Mo Murray Mo Problems 

Dwight Murray Jr. was an unknown commodity coming into the 2019-20 season. He was one of many transfers finding his way to Lawrenceville. After a 20-point performance in Rider’s opening night loss against Syracuse last season, all Baggett needed to say was “thank God for Dwight.” 

That became a mantra throughout the season as Murray was the star on a laboring Broncs team, averaging 15.8 points a night, along with finishing second in the MAAC in assists, 11th in rebounds and top 25 in steals. 

He was great at all times, and in the biggest moments, like Rider’s MAAC Tournament upset of Canisius, he was nothing short of magical. 

The senior was given All-MAAC second-team honors last season and preseason, first-team honors for the 2021 season and is an obvious contender for MAAC Player of the Year. 

Guards Galore

With Murray out against Kutztown, Rider’s depth truly got to show. And while McKeithan stole the show late, he wasn’t even in the starting lineup. The guards on the floor for the opening tip were the juniors Allen Powell and Sedrick Altman. Both figure to play major roles for the Broncs this season, but their paths to this point are much different. 

Powell was an underutilized reserve his freshman season and struggled to get going in the beginning of his sophomore season. Powell established himself as one of the most accurate shooters the MAAC has, converting an obscene 44% of his three-point attempts and cementing himself as the perfect complement to Murray. 

In big moments, Powell was once again there, with his calm demeanor and relentless confidence from beyond the arc being a constant catalyst for Broncs scoring outbursts. 

In a win against Saint Peter’s on Feb. 27, Powell made his first seven attempts from beyond the arc en route to a career-high 25 points. When asked about the awe-inducing display of shooting, he calmly said, “I definitely know I’m capable of it.” 

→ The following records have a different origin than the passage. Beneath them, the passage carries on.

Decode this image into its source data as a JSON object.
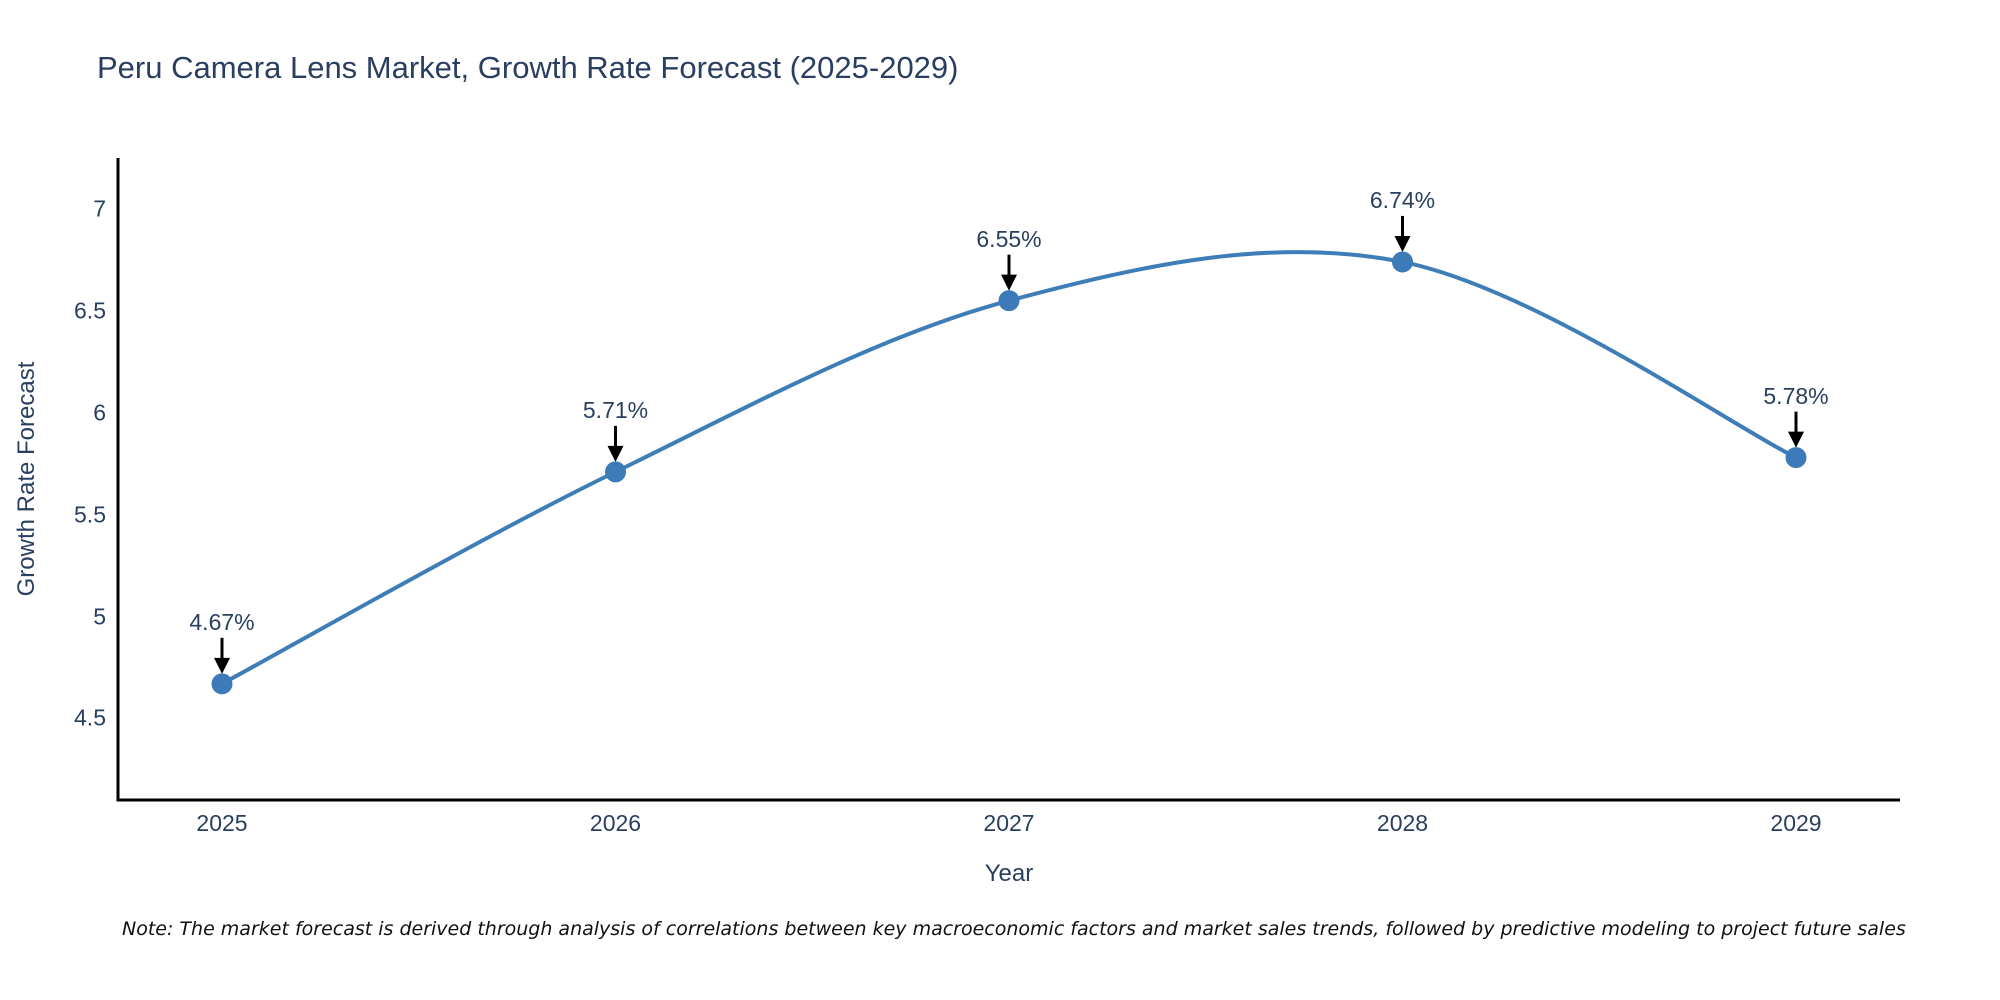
{
  "title": "Peru Camera Lens Market, Growth Rate Forecast (2025-2029)",
  "note": "Note: The market forecast is derived through analysis of correlations between key macroeconomic factors and market sales trends, followed by predictive modeling to project future sales",
  "chart_data": {
    "type": "line",
    "title": "Peru Camera Lens Market, Growth Rate Forecast (2025-2029)",
    "xlabel": "Year",
    "ylabel": "Growth Rate Forecast",
    "x": [
      "2025",
      "2026",
      "2027",
      "2028",
      "2029"
    ],
    "y": [
      4.67,
      5.71,
      6.55,
      6.74,
      5.78
    ],
    "point_labels": [
      "4.67%",
      "5.71%",
      "6.55%",
      "6.74%",
      "5.78%"
    ],
    "yticks": [
      "4.5",
      "5",
      "5.5",
      "6",
      "6.5",
      "7"
    ],
    "ytick_values": [
      4.5,
      5,
      5.5,
      6,
      6.5,
      7
    ],
    "ylim": [
      4.1,
      7.25
    ],
    "grid": false,
    "legend": "none",
    "line_shape": "spline",
    "colors": {
      "line": "#3e7db7",
      "marker": "#3d7ab8",
      "axis_line": "#000000",
      "label_text": "#2a3f5f",
      "arrow": "#000000",
      "note_text": "#111111"
    }
  }
}
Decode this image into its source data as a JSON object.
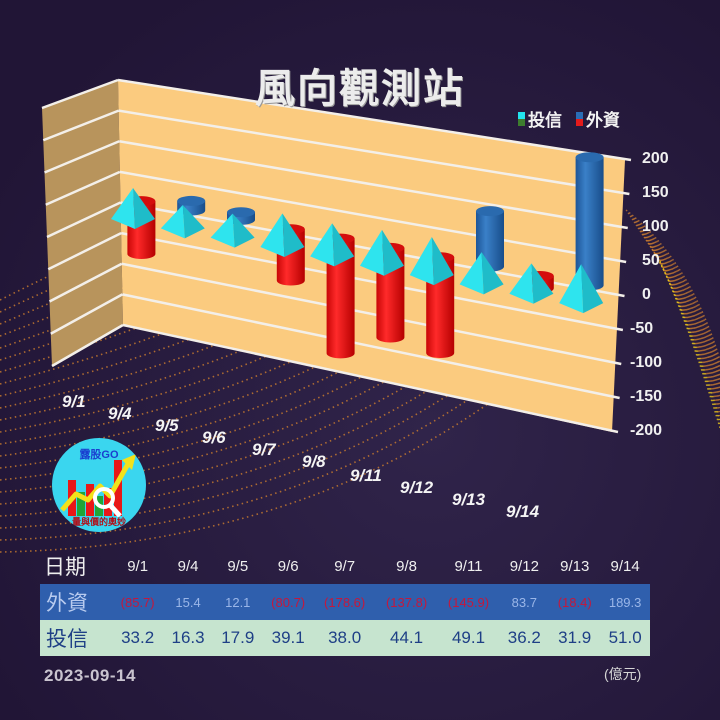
{
  "title": "風向觀測站",
  "legend": [
    {
      "label": "投信",
      "colors": [
        "#22e3ee",
        "#3d7d2e"
      ]
    },
    {
      "label": "外資",
      "colors": [
        "#2a6db5",
        "#e41b1b"
      ]
    }
  ],
  "colors": {
    "background": "#211536",
    "back_wall": "#fbcb7f",
    "side_wall": "#b8945c",
    "gridline": "#f3efe9",
    "foreign_positive": "#2a6db5",
    "foreign_negative": "#ee1111",
    "trust": "#2ee4ee",
    "floor_dots": "#c6792f"
  },
  "y_axis": {
    "ticks": [
      "200",
      "150",
      "100",
      "50",
      "0",
      "-50",
      "-100",
      "-150",
      "-200"
    ]
  },
  "chart_data": {
    "type": "bar",
    "title": "風向觀測站",
    "subtitle": "",
    "xlabel": "日期",
    "ylabel": "億元",
    "ylim": [
      -200,
      200
    ],
    "yticks": [
      -200,
      -150,
      -100,
      -50,
      0,
      50,
      100,
      150,
      200
    ],
    "grid": true,
    "legend_position": "top-right",
    "categories": [
      "9/1",
      "9/4",
      "9/5",
      "9/6",
      "9/7",
      "9/8",
      "9/11",
      "9/12",
      "9/13",
      "9/14"
    ],
    "series": [
      {
        "name": "外資",
        "shape": "cylinder",
        "values": [
          -85.7,
          15.4,
          12.1,
          -80.7,
          -178.6,
          -137.8,
          -145.9,
          83.7,
          -18.4,
          189.3
        ]
      },
      {
        "name": "投信",
        "shape": "pyramid",
        "values": [
          33.2,
          16.3,
          17.9,
          39.1,
          38.0,
          44.1,
          49.1,
          36.2,
          31.9,
          51.0
        ]
      }
    ],
    "annotations": [
      "2023-09-14",
      "(億元)"
    ]
  },
  "table": {
    "header_label": "日期",
    "dates": [
      "9/1",
      "9/4",
      "9/5",
      "9/6",
      "9/7",
      "9/8",
      "9/11",
      "9/12",
      "9/13",
      "9/14"
    ],
    "rows": [
      {
        "label": "外資",
        "cells": [
          "(85.7)",
          "15.4",
          "12.1",
          "(80.7)",
          "(178.6)",
          "(137.8)",
          "(145.9)",
          "83.7",
          "(18.4)",
          "189.3"
        ]
      },
      {
        "label": "投信",
        "cells": [
          "33.2",
          "16.3",
          "17.9",
          "39.1",
          "38.0",
          "44.1",
          "49.1",
          "36.2",
          "31.9",
          "51.0"
        ]
      }
    ]
  },
  "logo": {
    "brand": "露股GO",
    "tagline": "量與價的奧妙"
  },
  "footer": {
    "date": "2023-09-14",
    "unit": "(億元)"
  }
}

Powell’s quiet confidence exudes at all times, and that, along with his growing ability as a floor general, makes him a danger to any opponent.  

Altman, on the other hand, brings a unique pedigree to this Rider team. The California native has spent the past two seasons at Pepperdine, starting 39 of 57 games he played for the Waves. 

Adding a guard with Altman’s experience is always a positive, but it’s not just the experience that a 6-foot-2 guard provides that’s going to help him take a Rider team that gave up the second-most points in the conference last year to the next level. 

“He was on the all-rookie team his first year at Pepperdine and having started both years at Pepperdine, on some very good Pepperdine teams, played with some very talented guys. … I think Sedrick’s a really, really good defender,” Baggett said in a media call on Oct. 21. “I think he’s a really good overall player, but the thing that stands out to me is how good of a defender he is.”

A Strong Outlook

 The quartet of Murray, Powell, Altman and McKeithan is easily one of, if not the best that the MAAC has heading into the 2021-22 season.  

Combine those guards with the potent duo of graduate student Dimencio Vaughn, who was named preseason Second Team All-MAAC and is returning to Lawrenceville after transferring to Ole Miss for the 2020 season. Alongside him is junior Mervin James, who was an all-conference member at Northern Alabama before transferring to Rider this season. Both forwards paced the Broncs with 19 points. 

With those forwards and an elite quartet of guards, there’s no reason the Broncs should not be in store for an exciting and successful 2021 season.